Konfettiregen, knallende Sektkorken, kirchliche Prominenz und ein Druck auf den elektrischen "Buzzer": Ein Dreivierteljahr ist es her, dass die Evangelische Kirche der Pfalz ihr Projekt zur Mitgliederkommunikation "Philippus" mit einer Party in Germersheim startete. 13 Pilotgemeinden und die Kirchenbezirke Germersheim und Neustadt waren es zunächst, die auf digitalem Wege die Menschen "auf ihrer Lebensreise begleiten" wollten, wie Projektleiterin Celina Sturm vom Medienreferat in Speyer sagt. Die Kirchenmitglieder erhalten Glückwünsche zum Geburtstag, zur Trauung, zur Geburt eines Kindes oder auch, wenn sie nach einem Umzug neu in ihrer Gemeinde sind.

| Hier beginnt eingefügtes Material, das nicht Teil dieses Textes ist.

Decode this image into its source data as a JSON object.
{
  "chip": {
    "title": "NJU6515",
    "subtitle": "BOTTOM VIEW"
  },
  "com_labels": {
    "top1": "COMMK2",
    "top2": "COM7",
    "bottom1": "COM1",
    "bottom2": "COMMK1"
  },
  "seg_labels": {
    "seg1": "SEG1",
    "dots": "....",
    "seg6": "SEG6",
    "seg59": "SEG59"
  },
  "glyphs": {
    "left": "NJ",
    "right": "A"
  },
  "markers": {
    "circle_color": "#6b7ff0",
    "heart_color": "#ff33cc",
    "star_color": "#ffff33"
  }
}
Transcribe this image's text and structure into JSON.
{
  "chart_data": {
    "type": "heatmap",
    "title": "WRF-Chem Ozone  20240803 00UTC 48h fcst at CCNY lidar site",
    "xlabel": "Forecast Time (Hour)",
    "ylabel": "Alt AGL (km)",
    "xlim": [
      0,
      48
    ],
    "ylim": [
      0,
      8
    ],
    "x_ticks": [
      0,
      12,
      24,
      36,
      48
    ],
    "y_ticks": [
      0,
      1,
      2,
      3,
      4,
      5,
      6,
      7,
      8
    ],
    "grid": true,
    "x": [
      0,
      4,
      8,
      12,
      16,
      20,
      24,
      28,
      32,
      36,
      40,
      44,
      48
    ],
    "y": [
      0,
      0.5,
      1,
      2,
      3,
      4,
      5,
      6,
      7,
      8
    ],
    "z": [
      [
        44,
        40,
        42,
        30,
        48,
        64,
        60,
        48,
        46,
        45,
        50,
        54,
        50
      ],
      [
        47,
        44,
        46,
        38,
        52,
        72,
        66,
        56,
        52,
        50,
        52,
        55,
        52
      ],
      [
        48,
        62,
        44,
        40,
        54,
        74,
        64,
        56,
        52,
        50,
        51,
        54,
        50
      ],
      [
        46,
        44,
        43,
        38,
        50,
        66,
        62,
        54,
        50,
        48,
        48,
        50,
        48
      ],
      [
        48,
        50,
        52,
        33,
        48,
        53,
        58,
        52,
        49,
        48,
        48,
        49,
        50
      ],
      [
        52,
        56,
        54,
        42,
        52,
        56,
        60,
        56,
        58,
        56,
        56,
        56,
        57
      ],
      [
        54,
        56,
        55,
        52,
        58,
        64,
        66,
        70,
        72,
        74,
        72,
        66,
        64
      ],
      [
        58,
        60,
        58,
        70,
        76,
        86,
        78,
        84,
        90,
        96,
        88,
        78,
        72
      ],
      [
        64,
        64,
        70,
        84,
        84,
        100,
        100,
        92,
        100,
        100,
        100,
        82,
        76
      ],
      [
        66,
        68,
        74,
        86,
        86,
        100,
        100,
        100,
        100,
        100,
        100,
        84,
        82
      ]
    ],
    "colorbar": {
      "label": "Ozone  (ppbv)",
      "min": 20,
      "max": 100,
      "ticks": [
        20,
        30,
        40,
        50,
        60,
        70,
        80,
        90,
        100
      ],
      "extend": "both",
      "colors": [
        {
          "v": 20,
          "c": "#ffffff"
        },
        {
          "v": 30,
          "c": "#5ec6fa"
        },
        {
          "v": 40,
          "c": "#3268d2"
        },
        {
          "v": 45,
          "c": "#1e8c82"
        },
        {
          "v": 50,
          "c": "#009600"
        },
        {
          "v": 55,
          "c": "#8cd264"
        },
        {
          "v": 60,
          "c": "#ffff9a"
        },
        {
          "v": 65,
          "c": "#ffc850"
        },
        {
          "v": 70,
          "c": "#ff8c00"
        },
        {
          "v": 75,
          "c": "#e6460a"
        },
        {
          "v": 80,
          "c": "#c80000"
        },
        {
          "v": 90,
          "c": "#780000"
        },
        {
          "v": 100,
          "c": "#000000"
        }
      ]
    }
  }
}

Nach Anlaufproblemen kommt "Philippus", für das die pfälzische Landessynode zuletzt insgesamt 1,4 Millionen Euro bis zum Jahr 2027 bewilligte, nun in Schwung, versichert Sturm. 25 Kirchengemeinden und "Kooperationszonen" - Zusammenschlüsse von Gemeinden - wollen bis zum Herbst dabei sein. Zum Ende des Projektzeitraums in drei Jahren sollen es 150 sein. Damit wäre die Fläche der Landeskirche abgedeckt. Die Idee von "Philippus" ist es, vor allem jene Mitglieder individuell anzusprechen, die der Kirche nur schwach verbunden oder gar auf dem Absprung sind. Das Konzept stammt aus der hessen-nassauischen Kirche, mit der die Landeskirche kooperiert.
Auf 80 Prozent der Kirchenmitglieder beziffert Projektleiterin Sturm diese Zielgruppe, zu der man bisher keinen oder kaum Kontakt gehabt habe. Durch die digitale Post wolle die Kirche sagen: "Hallo, wir sind da für Dich." Den automatisierten Mitteilungen liegen in einer Datenbank gespeicherte digitale Kontaktdaten wie Name, Geburtsdatum und E-Mail-Adresse zugrunde. Wer nicht digital vernetzt ist, bekommt Karten per Hauspost. Pfarrerin Almendra García de Reuter aus dem südpfälzischen Klingenmünster und ihre Mitarbeiterin Maria Büchler nutzen "Philippus" seit April - und sind begeistert.
Mit 150 Personen stehen sie derzeit digital in Kontakt. Mit herkömmlichen kirchlichen Angeboten, wie Gottesdiensten oder Gemeindefesten, würden immer weniger Kirchenmitglieder erreicht, berichtet García, die auch Kommunikationswissenschaftlerin ist. Die meisten Menschen freuten sich, wenn sich die Pfarrerin, der Pfarrer oder jemand aus der Kirchengemeinde bei ihnen melde, versichern García und Büchler. Dies signalisiere: "Die Kirche denkt an mich, ich bin wichtig." Der "positive Kontakt" sei wertvoll für die Kirche, die die Menschen einladen, aber nicht vereinnahmen wolle.
Ob über die Kontaktaufnahme hinaus "etwas passiert, muss der Heilige Geist machen", sagt Pfarrerin García. Wichtig sei es, dass die Kirche mehrgleisig fahre, um distanzierte Menschen zu erreichen: Digital über "Philippus", über Gemeindebriefe und auch über neue Angebote wie etwa einen Brunch-Gottesdienst. Yannik Nau findet es auf jeden Fall "ganz cool, von der Kirche Infos zu bekommen, die ich sonst nicht bekommen würde". Nach der ersten "Philippus"-E-Mail hat sich der 25-Jährige aus Klingenmünster für weitere Kontakte angemeldet. Es sei gut, dass die Kirche endlich junge Leute besser in den Blick nehme, sagt er. Konkrete Wünsche an seine Kirche hat der Hobby-Fastnachter Nau, der nur "ab und zu in die Kirche geht", nicht: "Aber der Karnevalsgottesdienst mit Pfarrerin García war richtig gut."
Auch für Jürgen Schaaf vom Gemeindepädagogischen Dienst in Germersheim ist "Philippus" ein Türöffner "zu den Menschen, die wir noch nicht erreichen". Derzeit erprobt er eine Smartphone-App für das Dekanat. Kirchenpräsidentin Dorothee Wüst sieht in der digitalen Mitgliederkommunikation die Chance, ganz anders mit Menschen in Beziehung zu treten und ihnen zu zeigen, dass man sie "auf dem Schirm" habe: "Und zwar in erster Linie als Gotteskinder, nicht als Kirchensteuerzahler."